In a June 10 Conversation article, epidemiologist Amanda Kvalsvig wrote that “the government’s policy of keeping schools open through the Omicron outbreak has left communities exposed to widespread infection and disrupted learning.” She called for the reintroduction of mask mandates and for proper ventilation and air quality monitoring systems in schools.
While reporting on the crisis in hospitals, as well as chronic teacher and student absences due to COVID, corporate media outlets continue to publish articles encouraging people to treat the pandemic as over.
Stuff’s travel writer Brook Sabin said following a recent visit to Australia: “Covid is going nowhere and the restriction-free life isn’t as scary as it seems. More people need to head overseas and realize there is life after Covid.” He did not mention that Australia is recording hundreds of COVID deaths every week due to its bipartisan “let it rip” policy.
One reader commented below the article: “As a doctor working in a hospital that has just canceled elective surgery for two weeks as the hospital is overloaded from staff sickness and a long COVID tail and now influenza, I find your article plain irresponsible and selfish […] the health system in Aotearoa is imploding.” The comment received more than 90 positive reactions.
Another reader stated: “We should be still in full lock down. Not long ago 20-30 deaths a day would have been horrifying.… If the world locked down properly the virus would have been gone in 4 weeks.”
Wellington resident Erica observed on Twitter: “We’re averaging 11 deaths per day.

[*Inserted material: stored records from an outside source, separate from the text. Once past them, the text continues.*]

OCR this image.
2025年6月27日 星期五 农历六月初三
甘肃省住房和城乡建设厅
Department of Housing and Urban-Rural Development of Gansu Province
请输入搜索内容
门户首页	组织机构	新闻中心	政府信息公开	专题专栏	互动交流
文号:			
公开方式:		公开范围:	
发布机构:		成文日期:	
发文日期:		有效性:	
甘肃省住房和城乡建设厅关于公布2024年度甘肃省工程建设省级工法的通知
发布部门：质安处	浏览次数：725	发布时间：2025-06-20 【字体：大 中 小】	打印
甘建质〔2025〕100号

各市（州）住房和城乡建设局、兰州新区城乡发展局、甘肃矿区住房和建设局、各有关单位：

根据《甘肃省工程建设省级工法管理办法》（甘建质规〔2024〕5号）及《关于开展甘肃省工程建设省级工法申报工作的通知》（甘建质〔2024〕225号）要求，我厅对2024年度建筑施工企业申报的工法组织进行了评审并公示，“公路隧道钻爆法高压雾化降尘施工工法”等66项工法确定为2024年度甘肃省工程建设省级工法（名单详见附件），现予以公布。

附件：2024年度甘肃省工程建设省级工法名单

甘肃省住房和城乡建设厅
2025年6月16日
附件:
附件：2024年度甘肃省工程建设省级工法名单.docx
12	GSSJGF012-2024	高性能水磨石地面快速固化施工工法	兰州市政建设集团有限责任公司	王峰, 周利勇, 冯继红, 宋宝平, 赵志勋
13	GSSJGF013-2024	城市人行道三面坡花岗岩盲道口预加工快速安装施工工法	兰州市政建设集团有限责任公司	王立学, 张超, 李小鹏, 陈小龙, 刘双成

If the road toll for Easter was nearly 50 there’d be an outcry. I am a support worker and in our service, after being covid-free, this week 8/12 [8 out of 12] residents have it. Three staff are also infected. This is our peak.”
There is significant opposition to the homicidal policy of mass infection, which finds no expression in parliament or the trade unions, which enforced the government’s reopening agenda. This raises the need for working people to take their own action by building independent, rank-and-file safety committees in schools, hospitals and other workplaces. These must fight for the immediate closure of schools and nonessential businesses, and for a fully-resourced elimination strategy, which has proven successful in New Zealand, China and other parts of the world, to stamp out the virus and end the pandemic.